On l’entend souvent dire – et l’Église elle-même semble parfois le concevoir, au moins depuis le deuxième concile du Vatican. On lit ainsi dans la constitution dogmatique Lumen gentium (§16) que « les musulmans, professant avoir la foi d’Abraham, adorent avec nous le Dieu unique ».
Pour bien comprendre, commençons par une petite mise au point philosophique. Si l’on prend le mot « Dieu » au sens que partagent tous les monothéismes – c’est-à-dire « créateur de toutes choses » – il ne peut évidemment pas y en avoir plusieurs. Réfléchissez : s’il y en avait deux – A et B, disons – il faudrait à la fois que le Dieu A ait créé le Dieu B, et que le Dieu B ait créé le Dieu A, ce qui est absurde. Dès lors, il est incontestable que tous ceux qui adorent un être qu’ils appellent « Dieu » en ce sens adorent, en fait, le même. Mais attention : en dehors de cette définition minimale – créateur de toutes choses – les croyants peuvent se faire des idées très différentes des attributs de cet être unique. Imaginez que mon neveu et moi aimions beaucoup l’édifice de très haute taille qui s’élève à Paris, au bout du Champ de Mars.
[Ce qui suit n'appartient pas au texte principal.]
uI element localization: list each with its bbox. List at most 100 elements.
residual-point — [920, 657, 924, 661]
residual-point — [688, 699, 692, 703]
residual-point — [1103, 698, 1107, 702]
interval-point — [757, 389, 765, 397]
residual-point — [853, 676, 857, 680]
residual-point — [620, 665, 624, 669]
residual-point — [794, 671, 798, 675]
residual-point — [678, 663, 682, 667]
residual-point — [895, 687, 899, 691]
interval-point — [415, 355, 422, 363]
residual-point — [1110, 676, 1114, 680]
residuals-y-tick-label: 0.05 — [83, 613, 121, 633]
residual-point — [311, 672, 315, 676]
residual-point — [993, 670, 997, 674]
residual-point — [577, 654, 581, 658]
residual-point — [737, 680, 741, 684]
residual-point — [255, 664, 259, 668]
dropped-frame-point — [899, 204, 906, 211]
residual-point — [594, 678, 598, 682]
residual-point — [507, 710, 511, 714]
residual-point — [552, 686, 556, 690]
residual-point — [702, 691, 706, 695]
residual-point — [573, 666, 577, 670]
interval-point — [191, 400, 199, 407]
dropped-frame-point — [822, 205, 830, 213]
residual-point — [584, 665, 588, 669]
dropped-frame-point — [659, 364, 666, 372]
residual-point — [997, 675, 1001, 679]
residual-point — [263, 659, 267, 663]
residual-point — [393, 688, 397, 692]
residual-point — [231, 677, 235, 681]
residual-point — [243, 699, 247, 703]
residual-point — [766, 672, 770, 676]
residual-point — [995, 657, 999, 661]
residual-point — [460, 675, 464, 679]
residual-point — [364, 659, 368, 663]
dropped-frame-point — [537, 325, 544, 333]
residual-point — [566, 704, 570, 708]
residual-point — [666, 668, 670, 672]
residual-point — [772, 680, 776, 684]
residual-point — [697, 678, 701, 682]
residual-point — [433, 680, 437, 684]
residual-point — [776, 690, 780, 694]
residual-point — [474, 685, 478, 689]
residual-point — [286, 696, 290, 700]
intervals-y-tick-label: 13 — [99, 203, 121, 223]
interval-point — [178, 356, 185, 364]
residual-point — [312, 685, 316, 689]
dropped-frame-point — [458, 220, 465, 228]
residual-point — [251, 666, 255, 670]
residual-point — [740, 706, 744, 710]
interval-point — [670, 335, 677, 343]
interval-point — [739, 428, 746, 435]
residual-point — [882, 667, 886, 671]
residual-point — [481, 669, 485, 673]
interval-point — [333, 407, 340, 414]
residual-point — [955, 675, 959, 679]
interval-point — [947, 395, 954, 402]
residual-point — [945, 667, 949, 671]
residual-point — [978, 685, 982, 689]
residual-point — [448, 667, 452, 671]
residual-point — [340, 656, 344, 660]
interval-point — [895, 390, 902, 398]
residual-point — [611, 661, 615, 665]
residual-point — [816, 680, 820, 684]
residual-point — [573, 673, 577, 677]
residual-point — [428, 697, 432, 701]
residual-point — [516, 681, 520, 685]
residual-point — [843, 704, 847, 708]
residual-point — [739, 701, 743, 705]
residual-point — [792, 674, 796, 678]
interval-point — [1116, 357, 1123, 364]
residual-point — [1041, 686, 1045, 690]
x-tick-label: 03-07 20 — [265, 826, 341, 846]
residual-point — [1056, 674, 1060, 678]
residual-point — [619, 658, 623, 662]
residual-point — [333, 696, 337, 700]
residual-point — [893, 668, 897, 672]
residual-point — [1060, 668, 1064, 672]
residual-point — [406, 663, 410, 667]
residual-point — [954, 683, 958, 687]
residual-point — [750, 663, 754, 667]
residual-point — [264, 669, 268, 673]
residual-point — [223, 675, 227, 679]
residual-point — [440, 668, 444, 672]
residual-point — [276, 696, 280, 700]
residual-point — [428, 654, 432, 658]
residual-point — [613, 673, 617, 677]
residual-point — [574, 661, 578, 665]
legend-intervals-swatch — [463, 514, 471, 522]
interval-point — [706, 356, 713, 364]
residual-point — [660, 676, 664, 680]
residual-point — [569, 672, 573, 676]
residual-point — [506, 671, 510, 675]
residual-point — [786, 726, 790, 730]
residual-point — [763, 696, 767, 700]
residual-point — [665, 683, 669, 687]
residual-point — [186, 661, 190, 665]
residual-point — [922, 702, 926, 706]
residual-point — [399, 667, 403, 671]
De toute évidence, nous parlons de la même chose et l’on peut dire sans se tromper que nous aimons tous les deux la tour Eiffel. Mais voici que j’apprends que mon neveu pense que cette tour mesure 500 mètres et qu’elle est en chocolat. Nous avons beau aimer la même chose, il semble que nos conceptions respectives soient incompatibles. Jusqu’à un certain point nous sommes d’accord, puis tout se met à dérailler. En l’occurrence, je considérerai que mon neveu se trompe gravement sur la nature de notre objet commun ; je pourrais même dire qu’à partir d’un certain niveau d’erreur, ce que mon neveu apprécie sous le nom de « tour Eiffel », est surtout un objet de son imagination. C’est, semble-t-il, ce qui arrive aux musulmans.
Il est bien vrai, comme dit le Concile, qu’ils adorent « avec nous » le Dieu unique, celui-là même qui s’est adressé à Abraham ; mais ils prêtent à ce Dieu une nature et une conduite qui s’éloignent de manière impressionnante de celles que, nous autres chrétiens, nous lisons dans la Bible.